South Korea’s nuclear dilemma is also compounded by its precarious position in the region. It is essentially isolated in northeast Asia and faces three nuclear-armed countries—North Korea, China, and Russia—on its doorstep. It may now have to face these regimes alone if Trump acts the way he did in his last presidency or follows through on his recent rhetoric.
What now?
President of the South Korea’s Institute for National Security Strategy Han Suk-hee said “If the US approves North Korea as a nuclear state in any form, that would be really traumatic for South Korea.” If or when the time comes, South Korea may have to consider guaranteeing its own safety without reliance on foreign alliances, especially with the US, through domestic nuclearisation.
For a while, relations appeared cordial between the US and South Korea.
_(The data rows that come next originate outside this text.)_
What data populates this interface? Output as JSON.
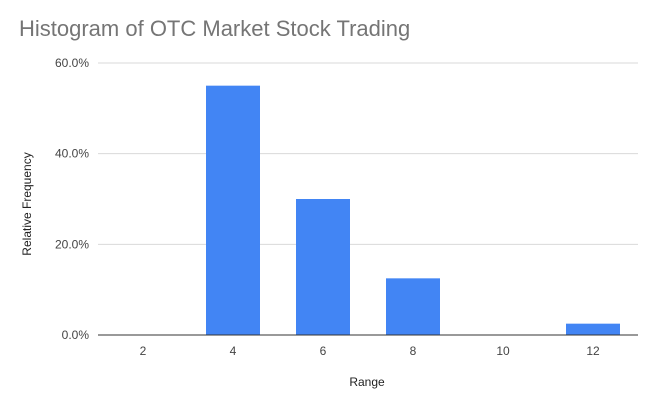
{
  "chart_data": {
    "type": "bar",
    "title": "Histogram of OTC Market Stock Trading",
    "xlabel": "Range",
    "ylabel": "Relative Frequency",
    "categories": [
      "2",
      "4",
      "6",
      "8",
      "10",
      "12"
    ],
    "values": [
      0.0,
      55.0,
      30.0,
      12.5,
      0.0,
      2.5
    ],
    "value_unit": "%",
    "ylim": [
      0,
      60
    ],
    "yticks": [
      0,
      20,
      40,
      60
    ],
    "ytick_labels": [
      "0.0%",
      "20.0%",
      "40.0%",
      "60.0%"
    ],
    "grid": true,
    "legend": "none",
    "bar_color": "#4285f4"
  }
}
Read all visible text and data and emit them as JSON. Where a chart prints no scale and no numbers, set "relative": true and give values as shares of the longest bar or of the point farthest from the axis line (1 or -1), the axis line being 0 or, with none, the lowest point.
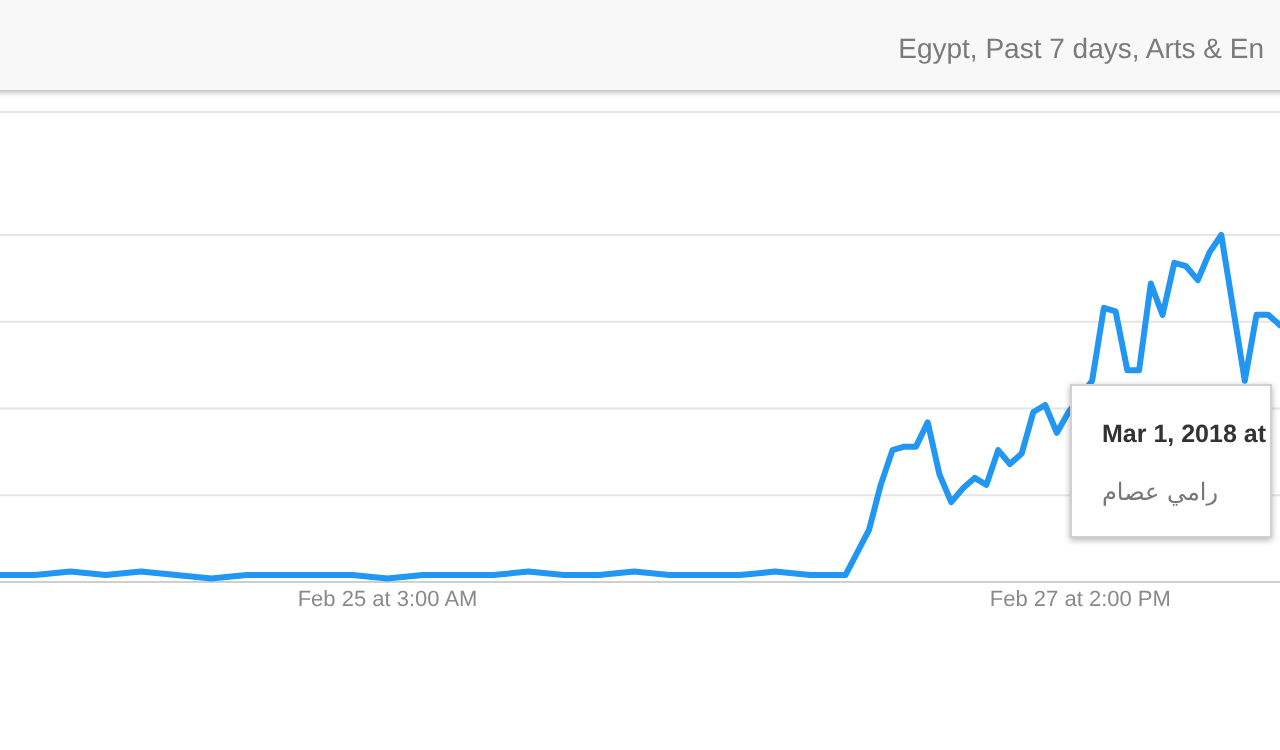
{
  "chart_data": {
    "type": "line",
    "title": "Egypt, Past 7 days, Arts & En",
    "relative": true,
    "grid": true,
    "x": [
      "2018-02-23T18:00",
      "2018-02-23T21:00",
      "2018-02-24T00:00",
      "2018-02-24T03:00",
      "2018-02-24T06:00",
      "2018-02-24T09:00",
      "2018-02-24T12:00",
      "2018-02-24T15:00",
      "2018-02-24T18:00",
      "2018-02-24T21:00",
      "2018-02-25T00:00",
      "2018-02-25T03:00",
      "2018-02-25T06:00",
      "2018-02-25T09:00",
      "2018-02-25T12:00",
      "2018-02-25T15:00",
      "2018-02-25T18:00",
      "2018-02-25T21:00",
      "2018-02-26T00:00",
      "2018-02-26T03:00",
      "2018-02-26T06:00",
      "2018-02-26T09:00",
      "2018-02-26T12:00",
      "2018-02-26T15:00",
      "2018-02-26T18:00",
      "2018-02-26T20:00",
      "2018-02-26T21:00",
      "2018-02-26T22:00",
      "2018-02-26T23:00",
      "2018-02-27T00:00",
      "2018-02-27T01:00",
      "2018-02-27T02:00",
      "2018-02-27T03:00",
      "2018-02-27T04:00",
      "2018-02-27T05:00",
      "2018-02-27T06:00",
      "2018-02-27T07:00",
      "2018-02-27T08:00",
      "2018-02-27T09:00",
      "2018-02-27T10:00",
      "2018-02-27T11:00",
      "2018-02-27T12:00",
      "2018-02-27T13:00",
      "2018-02-27T15:00",
      "2018-02-27T16:00",
      "2018-02-27T17:00",
      "2018-02-27T18:00",
      "2018-02-27T19:00",
      "2018-02-27T20:00",
      "2018-02-27T21:00",
      "2018-02-27T22:00",
      "2018-02-27T23:00",
      "2018-02-28T00:00",
      "2018-02-28T01:00",
      "2018-02-28T02:00",
      "2018-02-28T04:00",
      "2018-02-28T05:00",
      "2018-02-28T06:00",
      "2018-02-28T07:00"
    ],
    "series": [
      {
        "color": "#2196f3",
        "values": [
          0.02,
          0.02,
          0.03,
          0.02,
          0.03,
          0.02,
          0.01,
          0.02,
          0.02,
          0.02,
          0.02,
          0.01,
          0.02,
          0.02,
          0.02,
          0.03,
          0.02,
          0.02,
          0.03,
          0.02,
          0.02,
          0.02,
          0.03,
          0.02,
          0.02,
          0.15,
          0.28,
          0.38,
          0.39,
          0.39,
          0.46,
          0.31,
          0.23,
          0.27,
          0.3,
          0.28,
          0.38,
          0.34,
          0.37,
          0.49,
          0.51,
          0.43,
          0.49,
          0.58,
          0.79,
          0.78,
          0.61,
          0.61,
          0.86,
          0.77,
          0.92,
          0.91,
          0.87,
          0.95,
          1,
          0.58,
          0.77,
          0.77,
          0.74
        ]
      }
    ],
    "xlim": [
      "2018-02-23T18:00",
      "2018-02-28T07:00"
    ],
    "xticks": [
      {
        "value": "2018-02-25T03:00",
        "label": "Feb 25 at 3:00 AM"
      },
      {
        "value": "2018-02-27T14:00",
        "label": "Feb 27 at 2:00 PM"
      }
    ],
    "annotations": [
      "Mar 1, 2018 at",
      "رامي عصام"
    ]
  }
}
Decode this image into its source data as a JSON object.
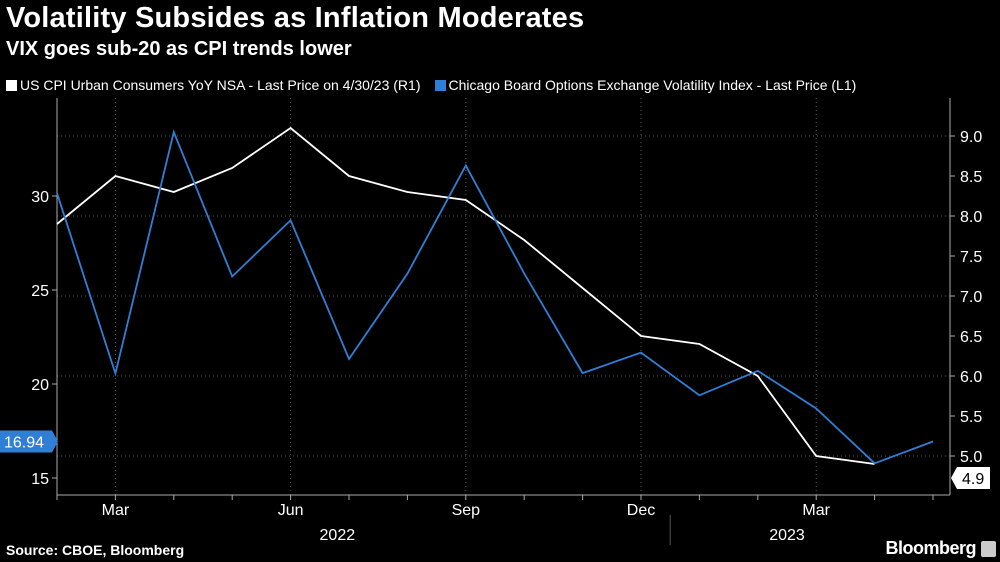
{
  "chart_data": {
    "type": "line",
    "title": "Volatility Subsides as Inflation Moderates",
    "subtitle": "VIX goes sub-20 as CPI trends lower",
    "x": [
      "2022-02-28",
      "2022-03-31",
      "2022-04-30",
      "2022-05-31",
      "2022-06-30",
      "2022-07-31",
      "2022-08-31",
      "2022-09-30",
      "2022-10-31",
      "2022-11-30",
      "2022-12-31",
      "2023-01-31",
      "2023-02-28",
      "2023-03-31",
      "2023-04-30",
      "2023-05-31"
    ],
    "x_tick_labels": [
      "Mar",
      "Jun",
      "Sep",
      "Dec",
      "Mar"
    ],
    "x_year_labels": [
      "2022",
      "2023"
    ],
    "series": [
      {
        "name": "US CPI Urban Consumers YoY NSA - Last Price on 4/30/23 (R1)",
        "axis": "right",
        "color": "#ffffff",
        "values": [
          7.9,
          8.5,
          8.3,
          8.6,
          9.1,
          8.5,
          8.3,
          8.2,
          7.7,
          7.1,
          6.5,
          6.4,
          6.0,
          5.0,
          4.9,
          null
        ],
        "last_label": "4.9"
      },
      {
        "name": "Chicago Board Options Exchange Volatility Index - Last Price (L1)",
        "axis": "left",
        "color": "#2f7fd6",
        "values": [
          30.15,
          20.56,
          33.4,
          25.72,
          28.71,
          21.33,
          25.87,
          31.62,
          25.88,
          20.58,
          21.67,
          19.4,
          20.7,
          18.7,
          15.78,
          16.94
        ],
        "last_label": "16.94"
      }
    ],
    "left_axis": {
      "ylim": [
        14,
        38
      ],
      "ticks": [
        15,
        20,
        25,
        30
      ]
    },
    "right_axis": {
      "ylim": [
        4.5,
        9.5
      ],
      "ticks": [
        "5.0",
        "5.5",
        "6.0",
        "6.5",
        "7.0",
        "7.5",
        "8.0",
        "8.5",
        "9.0"
      ]
    },
    "grid": true,
    "legend_placement": "top-left"
  },
  "source": "Source: CBOE, Bloomberg",
  "brand": "Bloomberg"
}
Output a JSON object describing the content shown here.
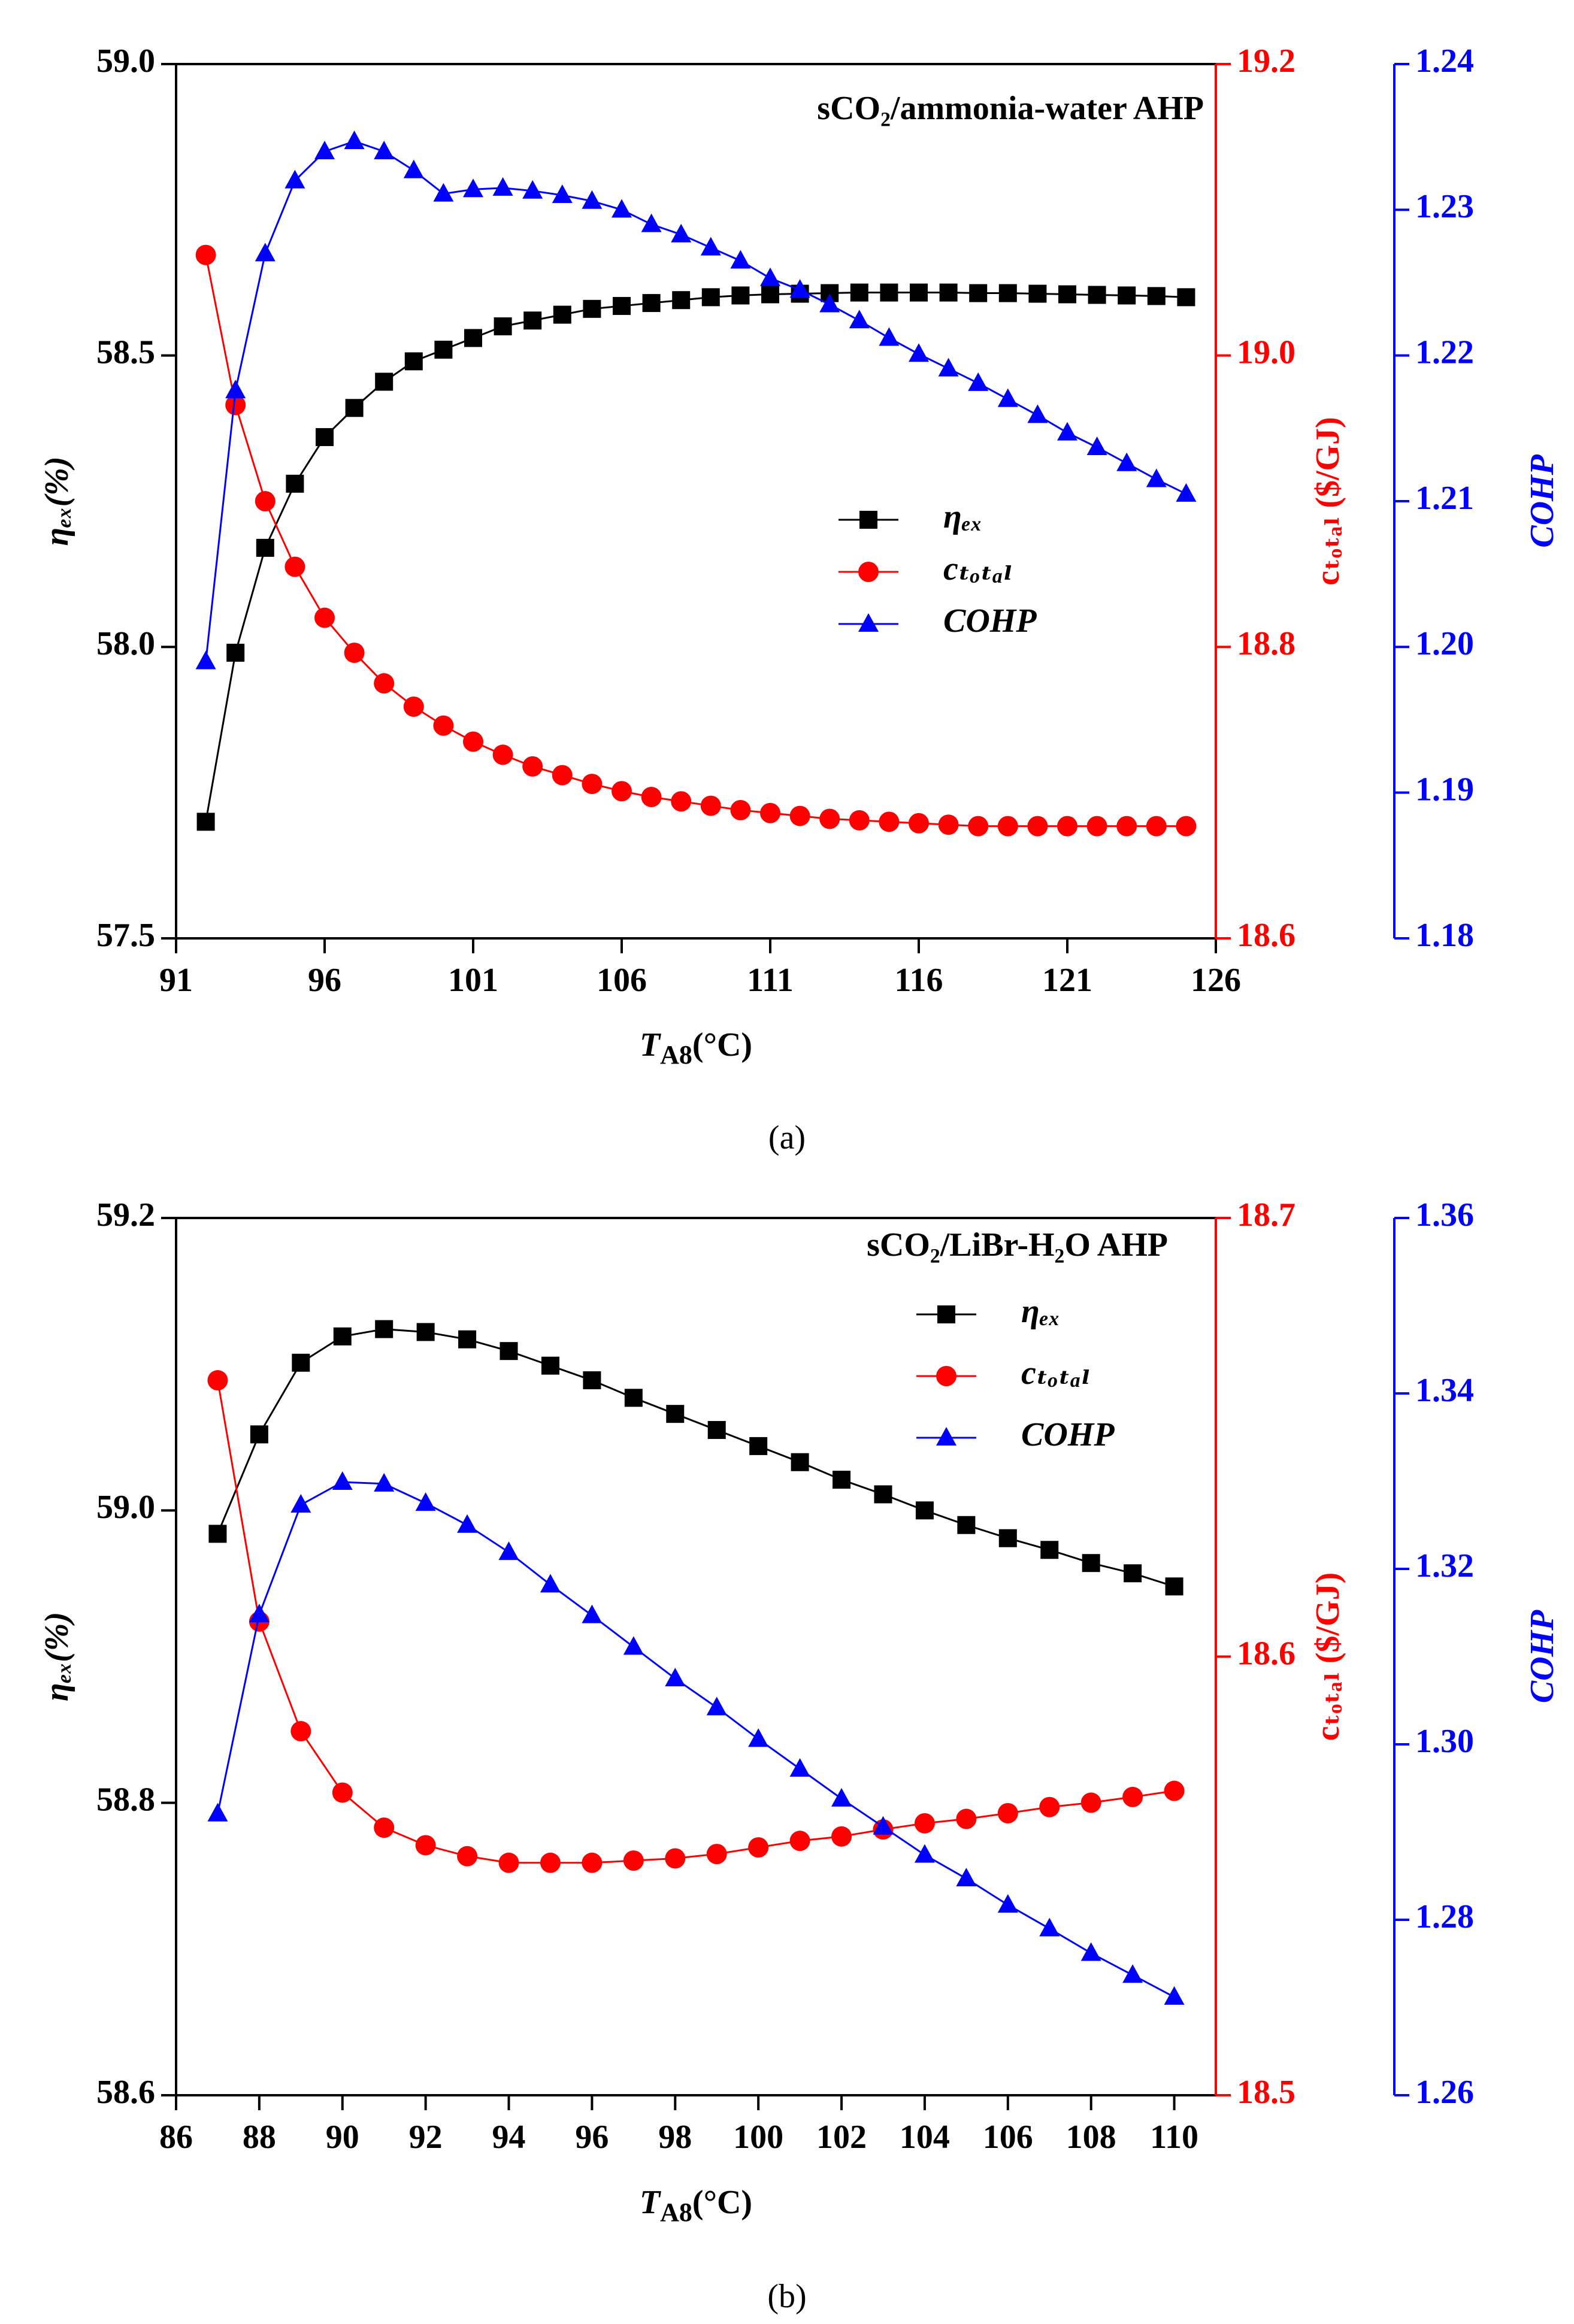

President Yoon “began practicing golf again for the first time in 8 years, in preparation for ‘golf diplomacy’ with Trump,” the South Korean presidential office told CNN. After Trump’s victory, Yoon spoke to him over a 12-minute phone call, during which the pair agreed to arrange an in-person meeting soon. Trump had also expressed the need to continue “good cooperative relations.”
Now, Yoon’s potential impeachment threatens to upend this delicate balance. The political crisis and internal fragmentation will coincide with Trump’s inauguration in January 2025. A weakened South Korean government will be less able to respond to external threats, particularly from North Korea. The government will also find it harder to amass the public support needed to appease Trump. It is, however, too early to tell how this will affect South Korea’s nuclear trajectory in the coming years.
Perhaps the biggest deterrent to a potential nuclearisation effort in South Korea is the fact that it is a signatory of the Nuclear Nonproliferation Treaty (NPT), which bans the country from seeking nuclear weapons. It has the option to withdraw from the NPT in order to develop nuclear weapons, but analysts say this is too risky for South Korea as it could trigger international sanctions.
South Korea currently possesses the capability—the raw materials and equipment—to produce a nuclear weapon. Only time—and perhaps golf—will tell if the nation has the desire to do so.